Full professor
Department of Microbiology and Immunology
Faculty of Medicine

Dr. Éric Boilard, Ph.D., is a Full Professor in the Department of Microbiology and Immunology at the Faculty of Medicine at Université Laval, and a researcher at the CHU de Québec-Université Laval Research Centre. He is also the co-founder and co-director of the ARThrite Research Centre (Arthritis-Research-Treatment) at Université Laval, Director of the Cytometry Platform at the CHU de Québec-Université Laval Research Centre, and a consulting member of the International Systemic Lupus Collaborating Clinics (SLICC) group.

He obtained his doctorate in Microbiology and Immunology at Université Laval (2003) and pursued postdoctoral training at the Université de Nice-Sophia-Antipolis (2003-2006) and at Harvard University at Brigham and Women’s Hospital (2006-2010). It was during his studies at Harvard that Dr. Boilard shed light on the role of platelets in rheumatoid arthritis (Boilard et al. Science 2010).

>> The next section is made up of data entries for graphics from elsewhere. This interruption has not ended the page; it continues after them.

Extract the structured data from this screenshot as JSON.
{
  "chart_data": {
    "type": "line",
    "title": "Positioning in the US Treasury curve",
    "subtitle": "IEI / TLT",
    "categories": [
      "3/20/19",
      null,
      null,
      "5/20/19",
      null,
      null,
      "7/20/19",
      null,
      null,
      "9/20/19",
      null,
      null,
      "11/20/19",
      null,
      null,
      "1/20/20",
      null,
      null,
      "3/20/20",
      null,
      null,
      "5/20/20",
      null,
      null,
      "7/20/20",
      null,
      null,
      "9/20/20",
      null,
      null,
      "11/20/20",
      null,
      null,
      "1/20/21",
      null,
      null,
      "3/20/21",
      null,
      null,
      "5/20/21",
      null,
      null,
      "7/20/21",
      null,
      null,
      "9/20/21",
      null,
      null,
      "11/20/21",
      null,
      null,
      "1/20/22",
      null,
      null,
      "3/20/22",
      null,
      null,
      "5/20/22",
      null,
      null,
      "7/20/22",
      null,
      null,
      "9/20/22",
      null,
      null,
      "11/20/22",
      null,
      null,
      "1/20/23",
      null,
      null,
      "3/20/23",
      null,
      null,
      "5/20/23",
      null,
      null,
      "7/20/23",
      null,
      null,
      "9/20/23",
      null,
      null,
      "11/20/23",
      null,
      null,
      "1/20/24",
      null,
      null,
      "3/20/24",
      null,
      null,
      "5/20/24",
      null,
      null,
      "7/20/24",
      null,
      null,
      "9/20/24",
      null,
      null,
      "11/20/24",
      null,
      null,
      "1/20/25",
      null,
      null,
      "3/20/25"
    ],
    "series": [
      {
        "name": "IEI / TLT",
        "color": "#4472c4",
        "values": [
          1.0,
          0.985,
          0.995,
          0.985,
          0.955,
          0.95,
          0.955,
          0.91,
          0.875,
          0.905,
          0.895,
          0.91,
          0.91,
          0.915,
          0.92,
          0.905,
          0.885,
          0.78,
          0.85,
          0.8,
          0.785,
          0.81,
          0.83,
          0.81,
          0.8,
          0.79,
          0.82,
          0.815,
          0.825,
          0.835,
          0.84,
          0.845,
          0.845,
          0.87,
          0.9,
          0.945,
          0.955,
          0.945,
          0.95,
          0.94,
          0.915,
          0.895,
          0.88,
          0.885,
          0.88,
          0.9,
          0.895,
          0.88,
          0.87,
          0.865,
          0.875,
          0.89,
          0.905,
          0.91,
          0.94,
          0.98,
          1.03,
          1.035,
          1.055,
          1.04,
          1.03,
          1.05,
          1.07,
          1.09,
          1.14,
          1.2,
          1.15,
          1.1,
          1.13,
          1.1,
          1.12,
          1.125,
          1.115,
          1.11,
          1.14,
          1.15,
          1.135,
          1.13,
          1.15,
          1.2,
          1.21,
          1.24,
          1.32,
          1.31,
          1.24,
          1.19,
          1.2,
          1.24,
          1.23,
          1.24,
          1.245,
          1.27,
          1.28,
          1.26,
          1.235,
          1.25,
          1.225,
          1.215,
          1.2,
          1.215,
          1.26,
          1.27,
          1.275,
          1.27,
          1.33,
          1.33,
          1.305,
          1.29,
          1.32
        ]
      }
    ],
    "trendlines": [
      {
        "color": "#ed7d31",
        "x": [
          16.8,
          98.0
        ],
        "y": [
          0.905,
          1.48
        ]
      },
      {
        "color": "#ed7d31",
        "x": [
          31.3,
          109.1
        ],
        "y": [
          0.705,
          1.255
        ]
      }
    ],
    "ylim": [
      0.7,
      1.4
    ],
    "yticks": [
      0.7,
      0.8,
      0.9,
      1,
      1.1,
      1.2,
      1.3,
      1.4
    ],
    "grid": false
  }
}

His work aims to better understand the pathogenesis of autoimmune diseases, notably rheumatic diseases, and to improve the development of new therapies through the identification of biomarkers. He examines how platelets and the cells that produce them, called megakaryocytes, contribute to the inflammatory responses present in rheumatoid arthritis, lupus, and cases of overwhelming inflammatory responses during microbial infections. For his work, he also considers the extracellular vesicles produced by these cells using advanced technologies. He conducts his research in clinical settings through the valuable involvement of patients and with the help of mouse models of disease.

He is a renowned scientist and international lecturer recognized by his peers. He has won the Radio-Canada prize for the greatest medical discovery of the year on several occasions and the Radio-Canada and Le Soleil prize for Scientist of the Year. He is the recipient of the André Dupont Prize, awarded to the most prolific young Quebec researcher in clinical research, and the Cozzarelli Prize, awarded by the National Academy of Sciences (United States), in recognition of the excellence and originality of his work.